Hace varias semanas en uno de esos extraordinarios suplementos semanales que diarios nacionales sacan a la luz, dirigidos perfectamente al desarrollo y fomento de su línea editorial, dedicó unas páginas, magníficas, a un celebérrimo Beato que nació hace un milenio, redondeando el tiempo. En estas tierras, en una rica zona de floreciente cultura donde los monasterios nacieron y crecieron dando frutos, no sólo de exquisita espiritualidad sino también de desarrollo cultural.

En Tierras de Tábara, emporio cultural y espiritual de una época tan lejana que hay que bucear en las profundidades de la historia casi legendaria para llegar hasta ella, tierra de rica fecundidad espiritual, donde crecieron y se desarrollaron alimentados desde Sahagún infinidad de episodios que iluminaron con su luz periodos amplios de la historia del medievo.

La referencia del Beato que yace adormecido y silencioso allá por las tierras frías del Noreste, lejos de su tierra de origen, escondido, avergonzado de su desalmado secuestro, se consume con su tristeza a cuestas, mientras en sus láminas y en sus miniaturas se reflejan una y otra vez restos de ese lejano taller. Parece como si el miniaturista hubiera querido dejar constancia de su "Scriptorium", orgulloso de su origen y respetuoso con la tierra que le vio nacer, recogiendo personajes, paisajes, auténticos testimonios que aún hoy son no sólo reconocibles sino que constituyen joyas de la época y testigos acusadores de lo que fueron.

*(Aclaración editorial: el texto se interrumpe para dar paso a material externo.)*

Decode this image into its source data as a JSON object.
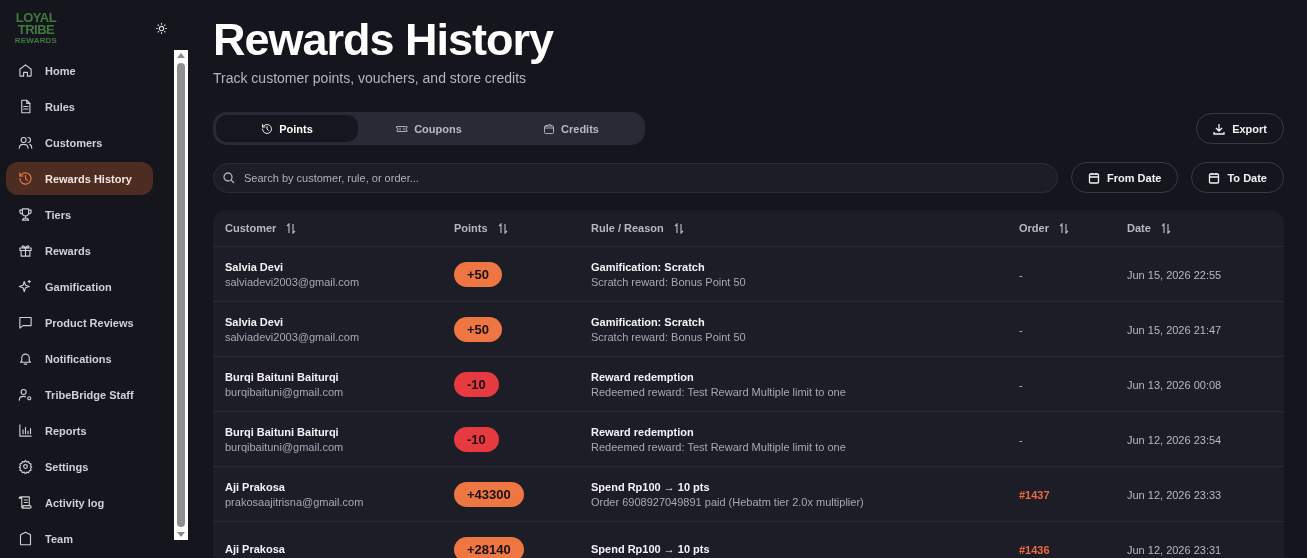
{
  "logo": {
    "line_1": "LOYAL",
    "line_2": "TRIBE",
    "line_3": "REWARDS"
  },
  "sidebar": {
    "items": [
      {
        "label": "Home",
        "selected": false
      },
      {
        "label": "Rules",
        "selected": false
      },
      {
        "label": "Customers",
        "selected": false
      },
      {
        "label": "Rewards History",
        "selected": true
      },
      {
        "label": "Tiers",
        "selected": false
      },
      {
        "label": "Rewards",
        "selected": false
      },
      {
        "label": "Gamification",
        "selected": false
      },
      {
        "label": "Product Reviews",
        "selected": false
      },
      {
        "label": "Notifications",
        "selected": false
      },
      {
        "label": "TribeBridge Staff",
        "selected": false
      },
      {
        "label": "Reports",
        "selected": false
      },
      {
        "label": "Settings",
        "selected": false
      },
      {
        "label": "Activity log",
        "selected": false
      },
      {
        "label": "Team",
        "selected": false
      }
    ]
  },
  "header": {
    "title": "Rewards History",
    "subtitle": "Track customer points, vouchers, and store credits"
  },
  "tabs": [
    {
      "label": "Points",
      "selected": true
    },
    {
      "label": "Coupons",
      "selected": false
    },
    {
      "label": "Credits",
      "selected": false
    }
  ],
  "export_button": "Export",
  "search": {
    "placeholder": "Search by customer, rule, or order..."
  },
  "date_buttons": [
    "From Date",
    "To Date"
  ],
  "table": {
    "columns": [
      "Customer",
      "Points",
      "Rule / Reason",
      "Order",
      "Date"
    ],
    "rows": [
      {
        "name": "Salvia Devi",
        "email": "salviadevi2003@gmail.com",
        "points": "+50",
        "color": "#ee7642",
        "rule": "Gamification: Scratch",
        "reason": "Scratch reward: Bonus Point 50",
        "order": "-",
        "order_linked": false,
        "date": "Jun 15, 2026 22:55"
      },
      {
        "name": "Salvia Devi",
        "email": "salviadevi2003@gmail.com",
        "points": "+50",
        "color": "#ee7642",
        "rule": "Gamification: Scratch",
        "reason": "Scratch reward: Bonus Point 50",
        "order": "-",
        "order_linked": false,
        "date": "Jun 15, 2026 21:47"
      },
      {
        "name": "Burqi Baituni Baiturqi",
        "email": "burqibaituni@gmail.com",
        "points": "-10",
        "color": "#e63a40",
        "rule": "Reward redemption",
        "reason": "Redeemed reward: Test Reward Multiple limit to one",
        "order": "-",
        "order_linked": false,
        "date": "Jun 13, 2026 00:08"
      },
      {
        "name": "Burqi Baituni Baiturqi",
        "email": "burqibaituni@gmail.com",
        "points": "-10",
        "color": "#e63a40",
        "rule": "Reward redemption",
        "reason": "Redeemed reward: Test Reward Multiple limit to one",
        "order": "-",
        "order_linked": false,
        "date": "Jun 12, 2026 23:54"
      },
      {
        "name": "Aji Prakosa",
        "email": "prakosaajitrisna@gmail.com",
        "points": "+43300",
        "color": "#ee7642",
        "rule": "Spend Rp100 → 10 pts",
        "reason": "Order 6908927049891 paid (Hebatm tier 2.0x multiplier)",
        "order": "#1437",
        "order_linked": true,
        "date": "Jun 12, 2026 23:33"
      },
      {
        "name": "Aji Prakosa",
        "points": "+28140",
        "color": "#ee7642",
        "rule": "Spend Rp100 → 10 pts",
        "order": "#1436",
        "order_linked": true,
        "date": "Jun 12, 2026 23:31"
      }
    ]
  }
}
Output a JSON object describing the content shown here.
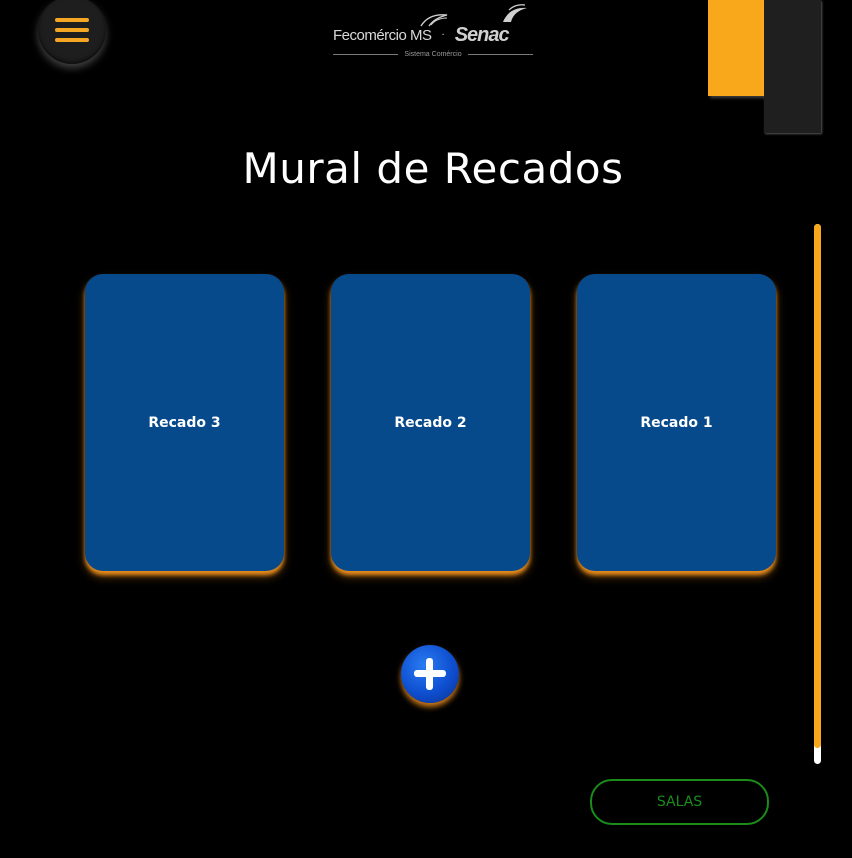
{
  "header": {
    "menu_icon": "hamburger-menu-icon",
    "logo": {
      "brand_primary": "Fecomércio MS",
      "separator": "·",
      "brand_secondary": "Senac",
      "tagline": "Sistema Comércio"
    }
  },
  "main": {
    "title": "Mural de Recados",
    "cards": [
      {
        "label": "Recado 3"
      },
      {
        "label": "Recado 2"
      },
      {
        "label": "Recado 1"
      }
    ],
    "add_icon": "plus-circle-icon"
  },
  "footer": {
    "salas_label": "SALAS"
  },
  "colors": {
    "background": "#000000",
    "accent_orange": "#f9a81b",
    "card_blue": "#074a8c",
    "add_button_blue": "#0e4fd0",
    "salas_green": "#1a8c1a",
    "deco_dark": "#1f1f1f"
  }
}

Hoy, en esta etapa de tristes despropósitos, de desguaces, de incomprensibles y desalmadas reivindicaciones, en las que la dispersión prevalece y la ciudad parece haberse convertido en un insulto, en una aberración o en una utopía, se comienza en un afán de desoladora anarquía a desarmar en el entramado histórico de siglos, de historia de ciudad, de responsabilidad de grandezas en hombres, en epopeyas, en obras de ingenio de creación y de entrega, ahora parece haberse perdido el sentido de lo grande, de lo sublime y las miserias humanas se han impuesto en la precariedad de almas ruines. De miserables de baja y vil condición como diría nuestro Marqués de Santillana, gentes en los que sólo cabe la miserable escena de la pobreza de espíritu, la inclemencia intelectual y el rictus en su rostro de la cadavérica expresión de su vileza. Esos reclaman, no sabemos bien qué, si su propia dignidad aventada por el odio, la envidia, el rencor o acaso la miserable e indigente pobreza espiritual e intelectual que otros hombres y otras tierra tejieron dentro de la unidad como principio y de la grandeza y la solidaridad como programa.

El Beato de Tábara está lejos de su tierra. Es un exiliado involuntario, secuestrado por quienes su visión es tan corta como la voluntad de colaboración y de solidaridad que les ha caracterizado siempre. La grandeza de un pueblo está medida con precisión y con rigor histórico en el comportamiento de sus dirigentes y sólo este análisis basta a la hora de las decisiones para enjuiciar una situación, despejar una incógnita o pedir una ayuda. No se puede juzgar a un pueblo por la biografía de un dirigente, pero sí existen auténticas connotaciones y referencias de valor que hay que tener en cuenta a la hora de las valoraciones. Entiendo que es difícil armonizar pueblo, espíritu social y dirigente.

No podemos juzgar a un pueblo por un líder, pero sí hay que pedirle cuentas a ese líder al final de cada periodo, de cada mandato. Eso no es difícil. De la misma manera que cuando se pide coherencia en determinados asuntos, temas o peripecias históricas hay que responder con la misma coherencia en ambos sentidos. Si la dirección es una, los sentidos son dos. También el beato de Tábara añora la ausencia de su tierra. Vamos a ver quién lo reclama y quién lo trae a la Torre de Santa María.